Synthetic multi-inversion time magnetic resonance images for visualization of subcortical structures

TL;DR

This paper introduces SyMTIC, a deep learning method that synthesizes multi-inversion time MRI images from standard clinical scans, enhancing visualization of subcortical structures without requiring additional imaging acquisitions.

Contribution

SyMTIC combines neural networks and imaging physics to generate synthetic multi-TI images from routine MRI contrasts, improving visualization and segmentation of subcortical brain structures.

Findings

Achieves high-quality synthetic multi-TI images comparable to real data

Enhances visualization of subcortical structures, especially thalamic nuclei

Generalizes well to diverse clinical datasets with missing or unknown parameters

Abstract

Purpose: Visualization of subcortical gray matter is essential in neuroscience and clinical practice, particularly for disease understanding and surgical planning.While multi-inversion time (multi-TI) T$_1$-weighted (T$_1$-w) magnetic resonance (MR) imaging improves visualization, it is rarely acquired in clinical settings. Approach: We present SyMTIC (Synthetic Multi-TI Contrasts), a deep learning method that generates synthetic multi-TI images using routinely acquired T$_1$-w, T$_2$-weighted (T$_2$-w), and FLAIR images. Our approach combines image translation via deep neural networks with imaging physics to estimate longitudinal relaxation time (T$_1$) and proton density (PD) maps. These maps are then used to compute multi-TI images with arbitrary inversion times.

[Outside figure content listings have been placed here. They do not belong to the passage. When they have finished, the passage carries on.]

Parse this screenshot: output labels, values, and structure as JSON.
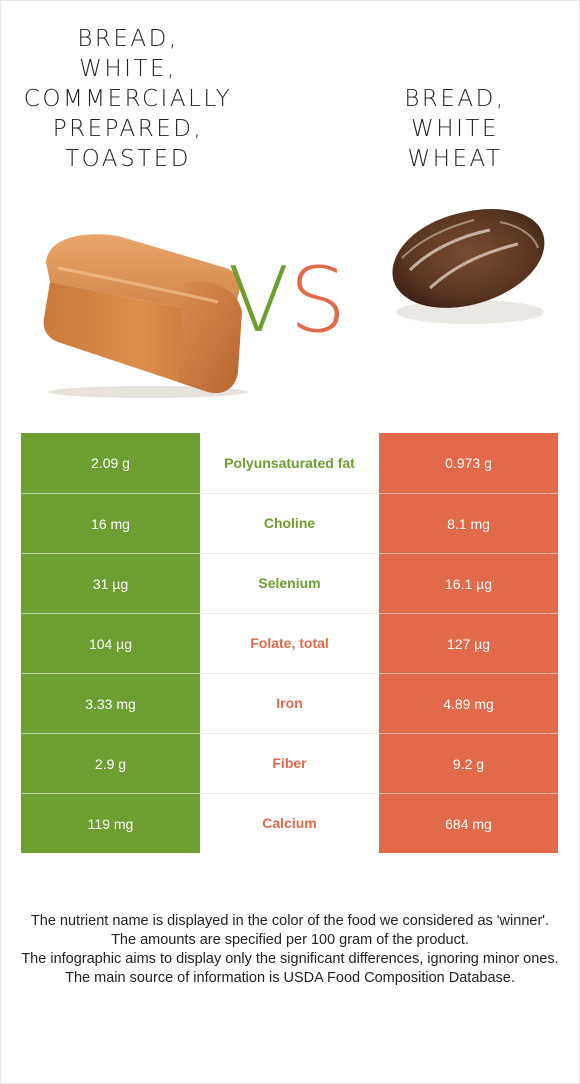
{
  "left_food": {
    "title": "Bread,\nwhite,\ncommercially\nprepared,\ntoasted",
    "image": "bread-loaf",
    "color": "#6e9e31"
  },
  "right_food": {
    "title": "Bread,\nwhite\nwheat",
    "image": "wheat-bread-loaf",
    "color": "#e2694a"
  },
  "vs": {
    "v": "V",
    "s": "S"
  },
  "rows": [
    {
      "left": "2.09 g",
      "nutrient": "Polyunsaturated fat",
      "right": "0.973 g",
      "winner": "left"
    },
    {
      "left": "16 mg",
      "nutrient": "Choline",
      "right": "8.1 mg",
      "winner": "left"
    },
    {
      "left": "31 µg",
      "nutrient": "Selenium",
      "right": "16.1 µg",
      "winner": "left"
    },
    {
      "left": "104 µg",
      "nutrient": "Folate, total",
      "right": "127 µg",
      "winner": "right"
    },
    {
      "left": "3.33 mg",
      "nutrient": "Iron",
      "right": "4.89 mg",
      "winner": "right"
    },
    {
      "left": "2.9 g",
      "nutrient": "Fiber",
      "right": "9.2 g",
      "winner": "right"
    },
    {
      "left": "119 mg",
      "nutrient": "Calcium",
      "right": "684 mg",
      "winner": "right"
    }
  ],
  "footer": [
    "The nutrient name is displayed in the color of the food we considered as 'winner'.",
    "The amounts are specified per 100 gram of the product.",
    "The infographic aims to display only the significant differences, ignoring minor ones.",
    "The main source of information is USDA Food Composition Database."
  ]
}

Results: SyMTIC was trained using paired MPRAGE and FGATIR images along with T$_2$-w and FLAIR images. It accurately synthesized multi-TI images from standard clinical inputs, achieving image quality comparable to that from explicitly acquired multi-TI data.The synthetic images, especially for TI values between 400-800 ms, enhanced visualization of subcortical structures and improved segmentation of thalamic nuclei. Conclusion: SyMTIC enables robust generation of high-quality multi-TI images from routine MR contrasts. It generalizes well to varied clinical datasets, including those with missing FLAIR images or unknown parameters, offering a practical solution for improving brain MR image visualization and analysis.